A widely-reported taped jailhouse conversation featured Tubbs saying, “They’re going to stick me on probation, and it’s gonna be dropped, it’s gonna be done, I won’t have to register (as a sex offender), won’t have to do nothing.” Writing for the Los Angles Association of Deputy District Attorneys, Former LA prosecutor Kathleen Cady notes that, while Gascón now promises to deal differently with exceptional cases, his commitment to his should be considered suspect. Now juvenile cases will be evaluated by a hand-picked panel including former public defender Alisa Blair, who wrote Gascón’s “youth justice” policy.
It is difficult to imagine that his new panel is going to be very tough on violent juveniles, as Gascón boasts that since he took office he has resentenced 25 violent criminals and prevented the transfer of another 100 violent juvenile cases to adult court. It is important to note that, under California law, an offender convicted any crime in juvenile court, including multiple murder, must be released when they become 25 years old. This means that under Gascón, the maximum sentence for a 17-year-old gang member who kills four children during a drive-by shooting is eight years in a juvenile facility for a crime that, if he were one year older, would qualify for the death sentence or life without parole.
Cady describes some of the cases that Gascón refused to allow to be prosecuted in adult court:
On December 1, 2020, 28-year-old mother Ky Alicia Thomas was shot and killed in Venice. One of the assailants is 17.
On February 17, 2021, 32-year-old Monique Munoz was killed by the 17-year-old son of wealthy entrepreneur who was driving a Lamborghini on a suspended license at speeds up to 106 mph. He had been cited for speeding twice in 2020, including once for driving 72 miles per hour on surface streets.
On May 26, 17-year-old Kenia Rivera was shot and killed by two juvenile gang members as she was walking down the street with her twin sister.
On August 12, 2021, 26-year-old Jayren Bradford was shot and killed outside the Shoe Palace by a 16-year-old. The entire shooting was caught on tape.
On November 15, 2021, 19-year-old Cody Wilson was shot and killed by a 17-year-old in Pico Rivera.

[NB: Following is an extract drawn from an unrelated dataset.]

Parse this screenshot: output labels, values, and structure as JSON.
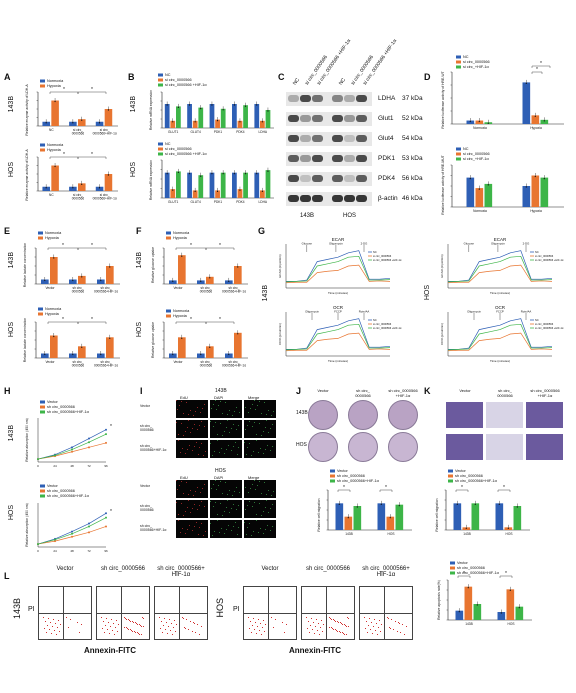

Nobody should be fooled about Gascón’s lip service regarding changes to his policy on violent juveniles. Because he is facing a recall this year, his panel may actually allow some horrific juvenile killer to be prosecuted in adult court to provide their boss with some cover. But this is only happening because Gascón got caught in the Tubbs case. Tubbs will probably walk free in late summer, becoming just another dangerous criminal allowed to roam the streets in George Gascón’s Los Angeles.